WHY CLIMATE ACTIVISTS SHOULD TALK MORE ABOUT OWNERSHIP AND FINANCE
When it comes to tackling climate change, we spend a lot of time talking about government regulation, incentives and impact investing. We should talk more about how companies are owned and financed.
A recent HBR article, “Impact Investing Won’t Save Capitalism,” argues that to tackle big problems such as climate change, impact investing as it is traditionally conceived isn’t enough. They share that while it is “sometimes possible” to marry competitive returns with environmental and social good, much of the transformative technology that is necessary to mitigate climate change is simply not profitable for individual investors and businesses, and therefore it won’t be readily adopted in the short term. They conclude that the solution is to focus on altering the rules of the marketplace through major regulatory and policy change, such as putting a price on carbon and subsides.
While we agree that policy change is a critically important lever for initiating systemic change, let’s face it, such systems-level change can take herculean effort and be slow going. What if we flipped the script on this problem, and focused on altering the rules of the game at the company-level?
Remember the old slogan “think global, act local”? What if we as entrepreneurs, board members and investors focused on what can be done locally, within our companies, to shift the goals and incentives to tackle climate change? Company-level change is vastly more doable by a distributed group of committed people.
A key-lever for shifting corporate behavior is looking at how companies are owned and the ways investors are rewarded.
This is where steward ownership comes in. Steward ownership makes changes to corporate DNA that address the deficiencies within conventional corporate structures that disincentivize directors from making better climate choices. Here are three ways we believe steward ownership can help:
1. Shifting Investment Horizons
Corporations beholden to the whims of the public markets or to private investors with control can push boards to focus on maximizing short term returns and meeting growth targets set within arbitrary time periods (like quarterly earnings, or average cycles of 5-7 years for private equity). This means they can be less forgiving when it comes to supporting potentially less profitable, time intensive, but necessary technological innovation such as those needed to combat climate change. Leading economist Mariana Mazzucato writes about this issue in her paper, “The Green Entrepreneurial State.” Steward-owned companies, on the other hand, are designed to be held for the long term and their investors understand the meaning of patient capital.
2. Retooling Board Accountability
Most modern legal forms of a corporation are built on the scaffolding of shareholder primacy: the view that corporations exist to serve the interests of shareholders first and foremost, and the interests of other stakeholders or other purposes are subordinate. Recent movements towards legalizing Benefit Corporations are aimed at shifting that dynamic, empowering boards to consider other stakeholders and social and environmental purposes beyond profit maximization.

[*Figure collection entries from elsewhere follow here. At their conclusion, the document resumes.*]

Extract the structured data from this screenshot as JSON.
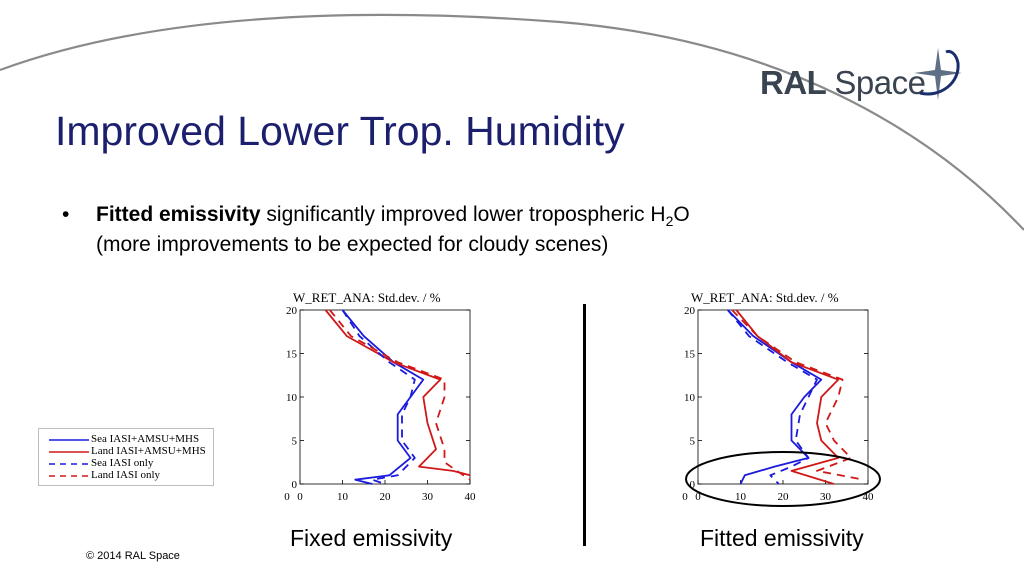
{
  "logo": {
    "word1": "RAL",
    "word2": "Space"
  },
  "slide": {
    "title": "Improved Lower Trop. Humidity",
    "bullet": {
      "marker": "•",
      "bold": "Fitted emissivity",
      "rest": " significantly improved lower tropospheric H",
      "subscript": "2",
      "after_sub": "O",
      "line2": "(more improvements to be expected for cloudy scenes)"
    },
    "footer": "© 2014 RAL Space"
  },
  "legend": {
    "entries": [
      {
        "label": "Sea IASI+AMSU+MHS",
        "color": "#1a1adf",
        "dash": false
      },
      {
        "label": "Land IASI+AMSU+MHS",
        "color": "#d01818",
        "dash": false
      },
      {
        "label": "Sea IASI only",
        "color": "#1a1adf",
        "dash": true
      },
      {
        "label": "Land IASI only",
        "color": "#d01818",
        "dash": true
      }
    ]
  },
  "colors": {
    "sea": "#1a1adf",
    "land": "#d01818",
    "title": "#1b1f6e",
    "swoosh": "#8a8a8a"
  },
  "chart_data": [
    {
      "type": "line",
      "title": "W_RET_ANA: Std.dev. / %",
      "caption": "Fixed emissivity",
      "xlim": [
        0,
        40
      ],
      "ylim": [
        0,
        20
      ],
      "xticks": [
        0,
        10,
        20,
        30,
        40
      ],
      "yticks": [
        0,
        5,
        10,
        15,
        20
      ],
      "left_extra_tick": "0",
      "highlight_ellipse": false,
      "series": [
        {
          "name": "Sea IASI+AMSU+MHS",
          "color": "#1a1adf",
          "dash": false,
          "points": [
            [
              10,
              20
            ],
            [
              15,
              17
            ],
            [
              22,
              14
            ],
            [
              29,
              12
            ],
            [
              26,
              10
            ],
            [
              23,
              8
            ],
            [
              23,
              5
            ],
            [
              26,
              3
            ],
            [
              21,
              1
            ],
            [
              13,
              0.5
            ],
            [
              17,
              0
            ]
          ]
        },
        {
          "name": "Land IASI+AMSU+MHS",
          "color": "#d01818",
          "dash": false,
          "points": [
            [
              6,
              20
            ],
            [
              11,
              17
            ],
            [
              22,
              14
            ],
            [
              33,
              12
            ],
            [
              29,
              10
            ],
            [
              30,
              7
            ],
            [
              32,
              4
            ],
            [
              28,
              2
            ],
            [
              36,
              1.5
            ],
            [
              40,
              1
            ]
          ]
        },
        {
          "name": "Sea IASI only",
          "color": "#1a1adf",
          "dash": true,
          "points": [
            [
              10,
              20
            ],
            [
              14,
              17
            ],
            [
              21,
              14
            ],
            [
              27,
              12
            ],
            [
              26,
              10
            ],
            [
              24,
              8
            ],
            [
              24,
              5
            ],
            [
              27,
              3
            ],
            [
              23,
              1
            ],
            [
              17,
              0.5
            ],
            [
              20,
              0
            ]
          ]
        },
        {
          "name": "Land IASI only",
          "color": "#d01818",
          "dash": true,
          "points": [
            [
              7,
              20
            ],
            [
              12,
              17
            ],
            [
              23,
              14
            ],
            [
              34,
              12
            ],
            [
              34,
              10
            ],
            [
              32,
              7
            ],
            [
              34,
              4
            ],
            [
              34,
              2.5
            ],
            [
              40,
              0.5
            ]
          ]
        }
      ]
    },
    {
      "type": "line",
      "title": "W_RET_ANA: Std.dev. / %",
      "caption": "Fitted emissivity",
      "xlim": [
        0,
        40
      ],
      "ylim": [
        0,
        20
      ],
      "xticks": [
        0,
        10,
        20,
        30,
        40
      ],
      "yticks": [
        0,
        5,
        10,
        15,
        20
      ],
      "left_extra_tick": "0",
      "highlight_ellipse": true,
      "series": [
        {
          "name": "Sea IASI+AMSU+MHS",
          "color": "#1a1adf",
          "dash": false,
          "points": [
            [
              7,
              20
            ],
            [
              13,
              17
            ],
            [
              22,
              14
            ],
            [
              29,
              12
            ],
            [
              25,
              10
            ],
            [
              22,
              8
            ],
            [
              22,
              5
            ],
            [
              26,
              3
            ],
            [
              18,
              2
            ],
            [
              11,
              1
            ],
            [
              10,
              0
            ]
          ]
        },
        {
          "name": "Land IASI+AMSU+MHS",
          "color": "#d01818",
          "dash": false,
          "points": [
            [
              9,
              20
            ],
            [
              14,
              17
            ],
            [
              22,
              14
            ],
            [
              33,
              12
            ],
            [
              29,
              10
            ],
            [
              28,
              7
            ],
            [
              29,
              5
            ],
            [
              33,
              3
            ],
            [
              22,
              1.5
            ],
            [
              32,
              0
            ]
          ]
        },
        {
          "name": "Sea IASI only",
          "color": "#1a1adf",
          "dash": true,
          "points": [
            [
              7,
              20
            ],
            [
              12,
              17
            ],
            [
              21,
              14
            ],
            [
              28,
              12
            ],
            [
              26,
              10
            ],
            [
              24,
              8
            ],
            [
              23,
              5
            ],
            [
              26,
              3
            ],
            [
              22,
              2
            ],
            [
              17,
              1
            ],
            [
              19,
              0
            ]
          ]
        },
        {
          "name": "Land IASI only",
          "color": "#d01818",
          "dash": true,
          "points": [
            [
              8,
              20
            ],
            [
              14,
              17
            ],
            [
              23,
              14
            ],
            [
              34,
              12
            ],
            [
              33,
              10
            ],
            [
              30,
              7
            ],
            [
              32,
              5
            ],
            [
              36,
              3
            ],
            [
              28,
              1.5
            ],
            [
              39,
              0.5
            ]
          ]
        }
      ]
    }
  ]
}
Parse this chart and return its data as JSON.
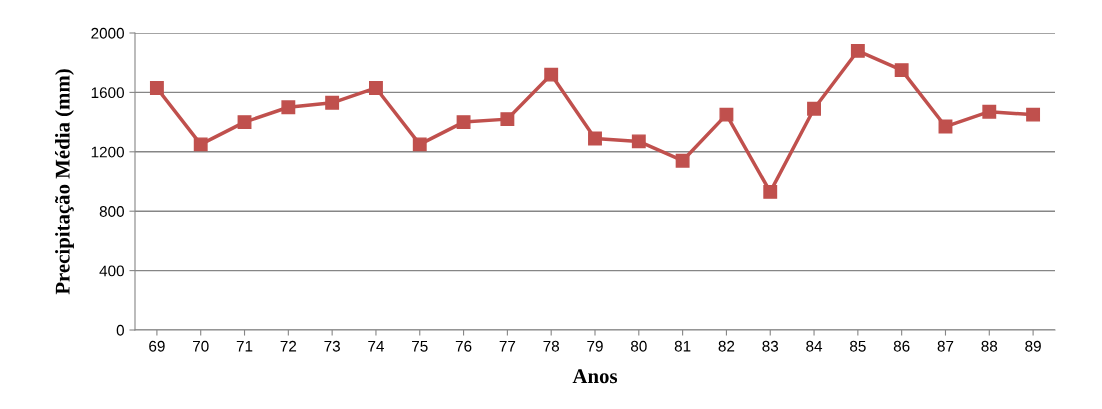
{
  "chart_data": {
    "type": "line",
    "xlabel": "Anos",
    "ylabel": "Precipitação Média (mm)",
    "categories": [
      "69",
      "70",
      "71",
      "72",
      "73",
      "74",
      "75",
      "76",
      "77",
      "78",
      "79",
      "80",
      "81",
      "82",
      "83",
      "84",
      "85",
      "86",
      "87",
      "88",
      "89"
    ],
    "series": [
      {
        "color": "#c0504d",
        "values": [
          1630,
          1250,
          1400,
          1500,
          1530,
          1630,
          1250,
          1400,
          1420,
          1720,
          1290,
          1270,
          1140,
          1450,
          930,
          1490,
          1880,
          1750,
          1370,
          1470,
          1450
        ]
      }
    ],
    "ylim": [
      0,
      2000
    ],
    "yticks": [
      0,
      400,
      800,
      1200,
      1600,
      2000
    ],
    "grid": "y",
    "marker": "square",
    "line_style": "solid",
    "legend": false
  }
}
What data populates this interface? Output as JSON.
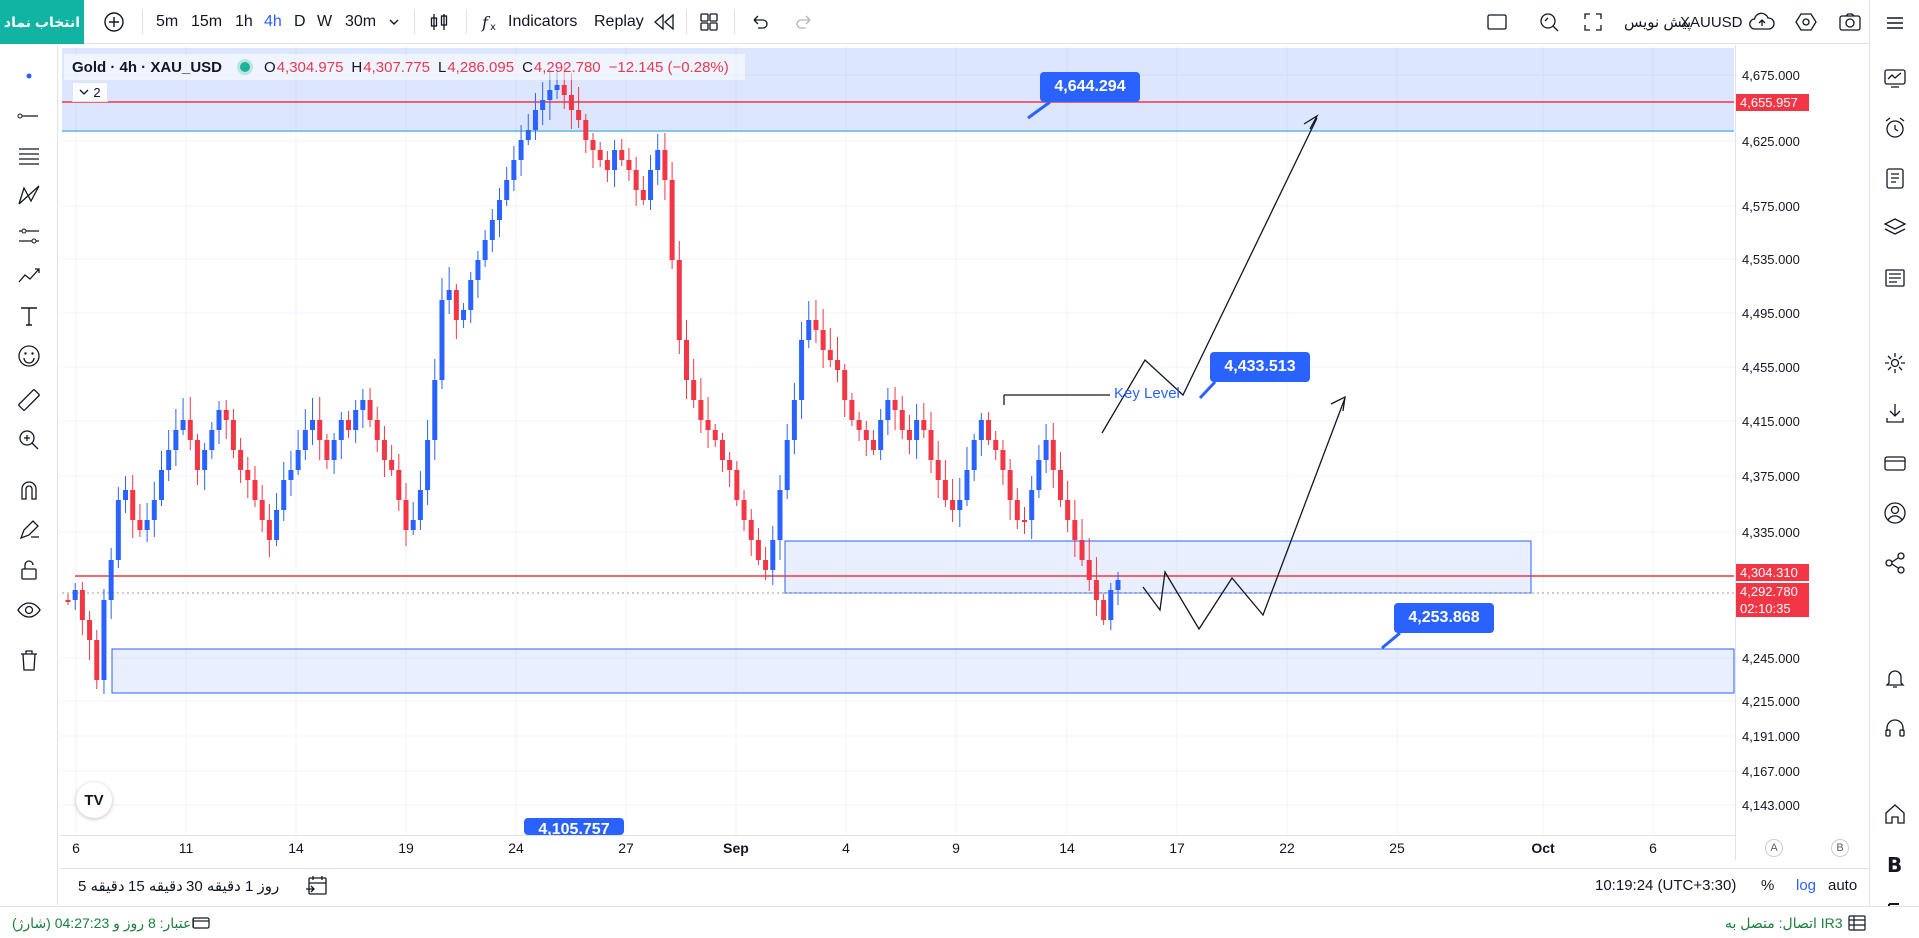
{
  "header": {
    "symbol_search_label": "انتخاب نماد",
    "intervals": [
      "5m",
      "15m",
      "1h",
      "4h",
      "D",
      "W"
    ],
    "active_interval": "4h",
    "custom_interval": "30m",
    "indicators_label": "Indicators",
    "replay_label": "Replay",
    "symbol_name": "XAUUSD",
    "chart_mode_label": "پیش نویس"
  },
  "legend": {
    "title": "Gold · 4h · XAU_USD",
    "open_key": "O",
    "open": "4,304.975",
    "high_key": "H",
    "high": "4,307.775",
    "low_key": "L",
    "low": "4,286.095",
    "close_key": "C",
    "close": "4,292.780",
    "change": "−12.145 (−0.28%)",
    "indicator_count": "2"
  },
  "price_axis": {
    "labels": [
      "4,675.000",
      "4,625.000",
      "4,575.000",
      "4,535.000",
      "4,495.000",
      "4,455.000",
      "4,415.000",
      "4,375.000",
      "4,335.000",
      "4,245.000",
      "4,215.000",
      "4,191.000",
      "4,167.000",
      "4,143.000"
    ],
    "badge_top": "4,655.957",
    "badge_level": "4,304.310",
    "badge_last": "4,292.780",
    "badge_countdown": "02:10:35"
  },
  "time_axis": {
    "labels": [
      "6",
      "11",
      "14",
      "19",
      "24",
      "27",
      "Sep",
      "4",
      "9",
      "14",
      "17",
      "22",
      "25",
      "Oct",
      "6"
    ],
    "badge_a": "A",
    "badge_b": "B"
  },
  "drawings": {
    "callout_top": "4,644.294",
    "callout_mid": "4,433.513",
    "callout_low": "4,253.868",
    "callout_bottom_cut": "4,105.757",
    "key_level_label": "Key Level"
  },
  "bottom_toolbar": {
    "ranges": [
      "5 دقیقه",
      "15 دقیقه",
      "30 دقیقه",
      "1 روز"
    ],
    "clock": "10:19:24 (UTC+3:30)",
    "percent_label": "%",
    "log_label": "log",
    "auto_label": "auto"
  },
  "status_bar": {
    "credit": "اعتبار: 8 روز و 04:27:23 (شارژ)",
    "connection": "اتصال: متصل به IR3"
  },
  "colors": {
    "accent": "#2962ff",
    "up_candle": "#2962ff",
    "down_candle": "#f23645",
    "symbol_button": "#11b3a3"
  }
}
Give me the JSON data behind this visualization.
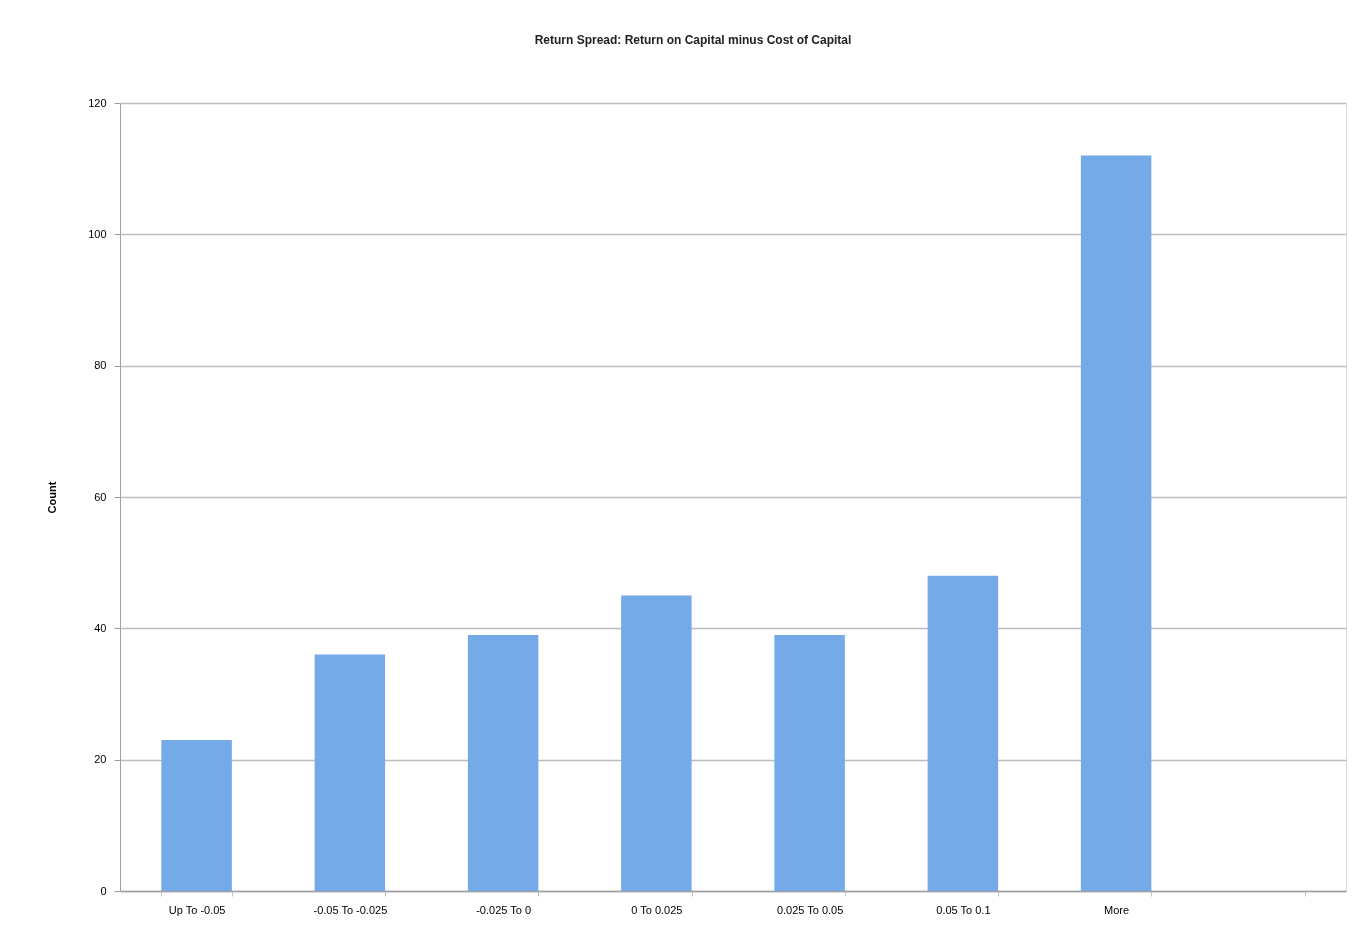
{
  "chart_data": {
    "type": "bar",
    "title": "Return Spread: Return on Capital minus Cost of Capital",
    "ylabel": "Count",
    "categories": [
      "Up To -0.05",
      "-0.05 To -0.025",
      "-0.025 To 0",
      "0 To 0.025",
      "0.025 To 0.05",
      "0.05 To 0.1",
      "More",
      null
    ],
    "values": [
      23,
      36,
      39,
      45,
      39,
      48,
      112,
      null
    ],
    "color": "#75aae8",
    "ylim": [
      0,
      120
    ],
    "yticks": [
      0,
      20,
      40,
      60,
      80,
      100,
      120
    ],
    "grid": "y"
  }
}
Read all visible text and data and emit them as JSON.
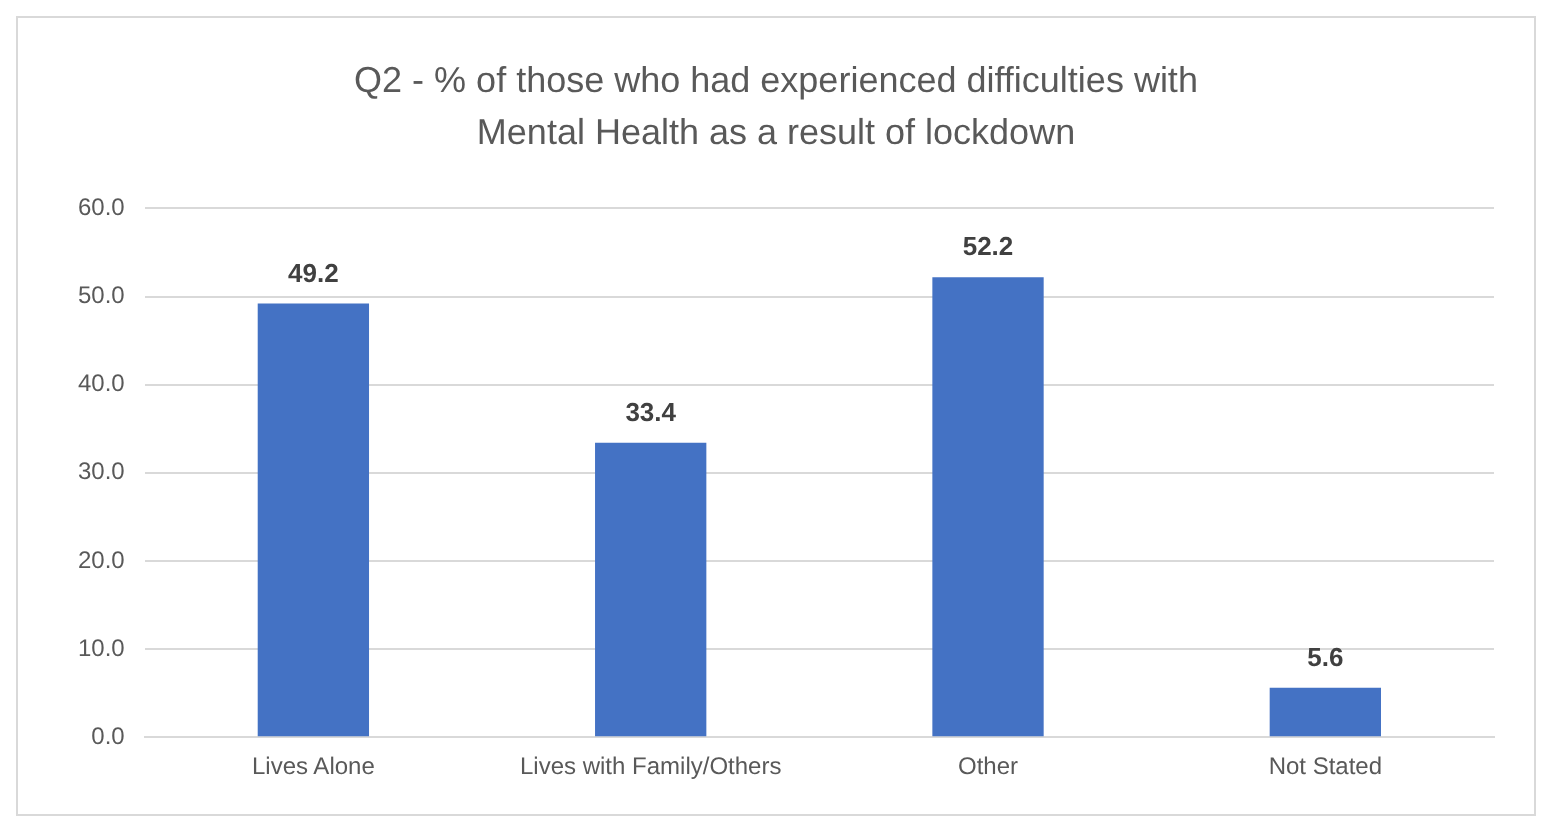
{
  "chart_data": {
    "type": "bar",
    "title": "Q2 - % of those who had experienced difficulties with Mental Health as a result of lockdown",
    "categories": [
      "Lives Alone",
      "Lives with Family/Others",
      "Other",
      "Not Stated"
    ],
    "values": [
      49.2,
      33.4,
      52.2,
      5.6
    ],
    "color": "#4472c4",
    "ylim": [
      0,
      60
    ],
    "yticks": [
      {
        "value": 0,
        "label": "0.0"
      },
      {
        "value": 10,
        "label": "10.0"
      },
      {
        "value": 20,
        "label": "20.0"
      },
      {
        "value": 30,
        "label": "30.0"
      },
      {
        "value": 40,
        "label": "40.0"
      },
      {
        "value": 50,
        "label": "50.0"
      },
      {
        "value": 60,
        "label": "60.0"
      }
    ],
    "grid": "y",
    "data_labels": true
  }
}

Still, in most cases, shareholders maintain control, with sole ability to direct the board, and they can change the commitments/priorities at will. Addressing big problems, like climate change, require boards to have clear and consistent mandates. Steward ownership locks in board accountability to a sustainable purpose at a level deeper by separating voting rights and economic rights and placing voting control in the hands of people who are directly responsible for shepherding the mission. Furthermore, steward-owned companies often include benefits to other stakeholders (such as workers, community, suppliers) as part of the purpose, and include them in governance.
3. Protecting Ownership Permanence
Most companies are established such that the ownership stake in the enterprise is bought and sold as a primary mechanism for investors to recoup a return. As ownership changes hands, who leadership is accountable to, and the company’s mission, strategy and operations, can radically shift. Often times, companies get absorbed into larger entities, without much of the original operations remaining. Many company-level efforts to curb climate change are a long-term play of risk mitigation and innovation and need to be maintained to reap benefits (think soil carbon sequestration). If companies are less committed to longevity, many of these efforts will not last. Steward ownership permanently locks in independence, by decoupling investment from ownership, and holding ownership in trust so that it is not for sale.
As a human race, we need to be pulling out all the stops to mitigate climate change. Rethinking ownership and investment can be an important part of the solution.